Nager, ramper, le terme "crawl" a bien des définitions dans la langue de Shakespeare et le film nous les propose toutes sur un plateau d’argent, même le moins glamour à savoir vide sanitaire (crawl space) ! Ce dernier est notamment l’endroit où se retrouvent Hayley (Kaya Scodelario) et son père Dave (Barry Pepper) lors d’un ouragan de catégorie 5 en Floride. Sans nouvelles, Hayley part chercher son père juste avant le début de la catastrophe naturelle. Elle le retrouvera inconscient dans le vide sanitaire de l’ancienne maison familiale. Ce qu’elle ne sait pas, c’est qu’un alligator s’y trouve aussi.
La présence des deux acteurs n’est pas anodine. Kaya Scodelario a été approchée par le réalisateur , Alexandre Aja, pour son profil. En interview, il dévoile que c’est le regard de l’actrice britannique qui l’a conforté dans ce choix. Un regard guerrier, qui nourrit la tension et attire le spectateur. Barry Pepper, quant à lui, a été proposé par Kaya Scodelario elle-même. Les deux acteurs s’étaient rencontrés sur le tournage de la saga Le Labyrinthe. Une proposition qui aura finalement fait mouche.
Crawl est alors la porte d’entrée pour l’actrice dans le film de genre. Un statut auquel il n’aura pas réussi à se cantonner puisque pour le réalisateur, l’œuvre est multigenre. On y retrouve une dimension de film catastrophe, de monstres, d’alligator mais surtout un drame familial. Ecrit par les frères Rasmussen, le scénario original ne présentait pas cet aspect dans son récit. C’est Alexandre Aja qui l’a intégré à l’histoire avec un personnage féminin fort et indépendant. Cette fois, c’est la fille qui vient au secours de son père, de quoi casser les codes du genre. C’est notamment ce qui a convaincu Kaya Scodelario de se lancer dans ce projet :
Je ne voulais pas être la copine de, devoir embrasser un personnage ou enlever mes sous-vêtements sans aucune raison. Le personnage d’Hayley a une histoire, des motivations. Elle est badass et c’est une survivante avant tout.
Cette réécriture se ressent d’ailleurs tout au long de l’intrigue par sa narration au travers d’un scénario efficace mais surtout cohérent. Fini les arrachages de cheveux à cause d’un personnage blond à forte poitrine, les 15 premières minutes du film sont semblables à une course aux indices pour trouver le père. Très plaisantes, elles n’en restent pas moins une excellente introduction aux enjeux familiaux. Autre aspect marqué par cette réécriture, les décors. Le spectateur assistera à la désacralisation de la maison familiale. Le parallèle avec la vie de famille est évident : les bases solides, les marques du temps ou encore l’attachement émotionnel à la matière. Un sujet de fond réussi qui donnera de la profondeur aux évènements.
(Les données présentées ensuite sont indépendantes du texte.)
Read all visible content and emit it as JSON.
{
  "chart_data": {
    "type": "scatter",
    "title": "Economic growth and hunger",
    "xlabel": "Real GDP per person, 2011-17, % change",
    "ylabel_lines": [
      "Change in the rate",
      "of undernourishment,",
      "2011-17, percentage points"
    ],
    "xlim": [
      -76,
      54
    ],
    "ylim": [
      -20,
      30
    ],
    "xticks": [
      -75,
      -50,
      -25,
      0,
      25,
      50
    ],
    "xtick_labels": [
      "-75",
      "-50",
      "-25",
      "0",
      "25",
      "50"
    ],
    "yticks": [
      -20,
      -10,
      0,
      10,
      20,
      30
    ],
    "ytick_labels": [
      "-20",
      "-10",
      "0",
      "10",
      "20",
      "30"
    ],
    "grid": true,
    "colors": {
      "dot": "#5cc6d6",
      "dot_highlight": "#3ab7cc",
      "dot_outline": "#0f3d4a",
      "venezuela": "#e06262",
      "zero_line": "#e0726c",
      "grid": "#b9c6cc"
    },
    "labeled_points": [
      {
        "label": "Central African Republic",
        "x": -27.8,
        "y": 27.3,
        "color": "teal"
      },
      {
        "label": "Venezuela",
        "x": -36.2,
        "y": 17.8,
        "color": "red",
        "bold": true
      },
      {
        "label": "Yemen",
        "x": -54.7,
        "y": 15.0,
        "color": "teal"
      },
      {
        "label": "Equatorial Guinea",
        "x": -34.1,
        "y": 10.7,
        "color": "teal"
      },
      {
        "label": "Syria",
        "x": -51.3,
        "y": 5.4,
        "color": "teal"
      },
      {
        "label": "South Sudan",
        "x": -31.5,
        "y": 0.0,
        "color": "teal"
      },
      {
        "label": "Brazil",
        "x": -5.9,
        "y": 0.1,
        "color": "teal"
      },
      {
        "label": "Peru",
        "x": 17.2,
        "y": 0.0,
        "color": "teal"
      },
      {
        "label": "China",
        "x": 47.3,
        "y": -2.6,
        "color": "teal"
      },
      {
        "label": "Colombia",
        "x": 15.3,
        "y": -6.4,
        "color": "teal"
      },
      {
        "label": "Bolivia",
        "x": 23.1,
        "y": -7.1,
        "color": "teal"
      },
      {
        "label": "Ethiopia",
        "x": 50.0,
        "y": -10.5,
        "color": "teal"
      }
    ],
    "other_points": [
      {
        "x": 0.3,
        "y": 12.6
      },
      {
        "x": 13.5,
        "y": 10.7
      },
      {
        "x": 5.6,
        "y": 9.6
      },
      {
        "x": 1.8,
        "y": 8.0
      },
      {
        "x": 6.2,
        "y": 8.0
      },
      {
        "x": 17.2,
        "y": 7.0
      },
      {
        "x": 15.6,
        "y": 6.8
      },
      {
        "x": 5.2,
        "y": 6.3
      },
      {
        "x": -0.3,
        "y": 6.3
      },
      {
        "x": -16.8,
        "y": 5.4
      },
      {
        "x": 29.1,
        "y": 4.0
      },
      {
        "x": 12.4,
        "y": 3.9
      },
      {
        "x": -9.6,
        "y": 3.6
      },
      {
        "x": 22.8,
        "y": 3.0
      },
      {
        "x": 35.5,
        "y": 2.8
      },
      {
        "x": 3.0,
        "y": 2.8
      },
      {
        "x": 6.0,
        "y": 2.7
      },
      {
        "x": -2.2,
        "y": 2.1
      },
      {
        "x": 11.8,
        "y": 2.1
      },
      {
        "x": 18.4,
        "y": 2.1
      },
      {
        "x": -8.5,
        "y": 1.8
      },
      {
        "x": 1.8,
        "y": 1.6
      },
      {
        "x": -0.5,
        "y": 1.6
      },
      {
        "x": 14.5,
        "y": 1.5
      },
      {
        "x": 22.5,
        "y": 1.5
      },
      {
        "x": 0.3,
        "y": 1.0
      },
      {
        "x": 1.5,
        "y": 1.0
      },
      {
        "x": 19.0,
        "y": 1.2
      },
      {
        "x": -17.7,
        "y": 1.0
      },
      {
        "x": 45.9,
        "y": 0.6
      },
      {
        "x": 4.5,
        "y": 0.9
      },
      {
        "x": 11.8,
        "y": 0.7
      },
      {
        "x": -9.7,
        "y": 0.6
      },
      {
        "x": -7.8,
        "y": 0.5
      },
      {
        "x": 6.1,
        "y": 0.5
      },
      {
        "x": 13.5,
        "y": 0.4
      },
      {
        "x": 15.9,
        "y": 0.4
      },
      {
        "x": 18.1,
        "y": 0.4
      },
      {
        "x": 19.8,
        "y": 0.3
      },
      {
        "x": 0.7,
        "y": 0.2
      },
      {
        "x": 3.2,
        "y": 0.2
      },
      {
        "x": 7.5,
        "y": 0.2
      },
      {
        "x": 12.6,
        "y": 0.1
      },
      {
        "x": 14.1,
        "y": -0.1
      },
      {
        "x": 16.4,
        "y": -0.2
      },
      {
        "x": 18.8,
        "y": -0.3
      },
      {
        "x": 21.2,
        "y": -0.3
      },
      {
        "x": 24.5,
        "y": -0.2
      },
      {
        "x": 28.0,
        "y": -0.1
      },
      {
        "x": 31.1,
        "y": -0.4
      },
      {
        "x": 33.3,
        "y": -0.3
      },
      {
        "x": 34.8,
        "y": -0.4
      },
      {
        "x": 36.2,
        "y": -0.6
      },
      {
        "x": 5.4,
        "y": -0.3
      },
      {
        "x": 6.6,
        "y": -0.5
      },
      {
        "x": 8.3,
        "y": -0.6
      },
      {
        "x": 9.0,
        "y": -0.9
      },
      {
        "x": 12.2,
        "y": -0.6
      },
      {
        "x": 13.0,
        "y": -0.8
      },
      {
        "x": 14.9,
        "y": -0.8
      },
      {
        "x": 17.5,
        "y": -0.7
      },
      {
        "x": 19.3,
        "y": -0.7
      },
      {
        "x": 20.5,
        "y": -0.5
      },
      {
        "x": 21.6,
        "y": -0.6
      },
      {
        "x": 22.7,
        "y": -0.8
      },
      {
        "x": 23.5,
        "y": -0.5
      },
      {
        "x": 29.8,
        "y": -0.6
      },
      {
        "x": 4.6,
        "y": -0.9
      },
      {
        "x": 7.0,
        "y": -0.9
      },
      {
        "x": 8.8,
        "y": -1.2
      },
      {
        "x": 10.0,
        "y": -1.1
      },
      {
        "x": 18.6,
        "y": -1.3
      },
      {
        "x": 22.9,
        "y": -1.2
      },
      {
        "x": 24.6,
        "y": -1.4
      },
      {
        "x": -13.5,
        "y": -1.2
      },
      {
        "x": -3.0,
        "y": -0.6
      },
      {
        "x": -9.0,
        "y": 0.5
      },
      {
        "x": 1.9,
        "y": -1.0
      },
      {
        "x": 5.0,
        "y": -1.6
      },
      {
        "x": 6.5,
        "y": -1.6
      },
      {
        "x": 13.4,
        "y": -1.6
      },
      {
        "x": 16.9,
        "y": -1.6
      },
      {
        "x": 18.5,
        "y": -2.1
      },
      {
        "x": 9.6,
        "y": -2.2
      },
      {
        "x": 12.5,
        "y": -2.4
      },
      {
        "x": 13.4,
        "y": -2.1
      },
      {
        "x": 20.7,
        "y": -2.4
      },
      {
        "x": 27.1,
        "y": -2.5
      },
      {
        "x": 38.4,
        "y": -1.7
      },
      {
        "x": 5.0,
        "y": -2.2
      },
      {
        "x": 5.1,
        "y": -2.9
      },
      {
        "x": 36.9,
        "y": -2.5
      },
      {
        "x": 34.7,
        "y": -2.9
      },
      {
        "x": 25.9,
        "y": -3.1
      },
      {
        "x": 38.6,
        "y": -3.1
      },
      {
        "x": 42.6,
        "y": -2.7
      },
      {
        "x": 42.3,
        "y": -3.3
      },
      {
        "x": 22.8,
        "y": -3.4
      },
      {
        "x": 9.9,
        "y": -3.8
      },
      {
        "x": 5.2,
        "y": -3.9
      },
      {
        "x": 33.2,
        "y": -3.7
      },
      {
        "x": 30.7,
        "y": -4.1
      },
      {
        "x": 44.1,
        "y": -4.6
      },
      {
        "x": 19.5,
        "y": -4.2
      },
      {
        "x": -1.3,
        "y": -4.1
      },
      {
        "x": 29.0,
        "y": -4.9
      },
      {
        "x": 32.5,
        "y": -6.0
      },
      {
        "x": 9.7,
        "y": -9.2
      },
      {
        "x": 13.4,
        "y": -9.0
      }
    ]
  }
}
Crawl signe ici un retour aux sources pour Alexandre Aja qui avait marqué les esprits avec son remake de La Colline à des yeux, avant de partir dans un cinéma horrifique plus proche de la comédie, voire de la satire, avec Piranhas 3D et Horns. Le véritable tour de force du film, c’est finalement sa tension et la présence de quelques scènes très fortes en termes de réalisation. Avoir peur de l’eau croupie, sans pouvoir anticiper quoi que ce soit par manque de visibilité, crée chez le spectateur une peur dite psychologique. L’atmosphère en devient irrespirable par moment, une sensation de panique qui montera crescendo, pour le plus grand plaisir des aficionados du genre.
Seul point faible, ses effets spéciaux. Avec près de 13,5 Millions de dollars de budget, un tiers de celui-ci a été consacré aux alligators et autres effets visuels pour un rendu parfois mitigé, l’utilisation d’animatroniques ayant été jugé inadéquate dû à leur mouvement saccadé. Un état de fait étonnant et rassurant à la fois. Une œuvre cinématographique n’a pas besoin d’être visuellement parfaite pour être réussie. Producteur du film, Sam Raimi a conforté une fois de plus cette conclusion. Réalisateur de la trilogie Evil Dead, le premier opus disposait de 375 000 dollars de budget pour le succès qu’on lui connaît aujourd’hui.
Crawl est récompensé par ailleurs d’un succès critique et populaire aux Etats-Unis et en France, de quoi donner plus d’opportunités au réalisateur français avec d’autres cinéastes, Sam Raimi ou encore le studio de la Paramount. Un scénario simple tout en proposant du contenu original et de qualité, si le cinéma de genre pouvait atteindre ce niveau d’exigence à chaque fois, il se porterait beaucoup mieux.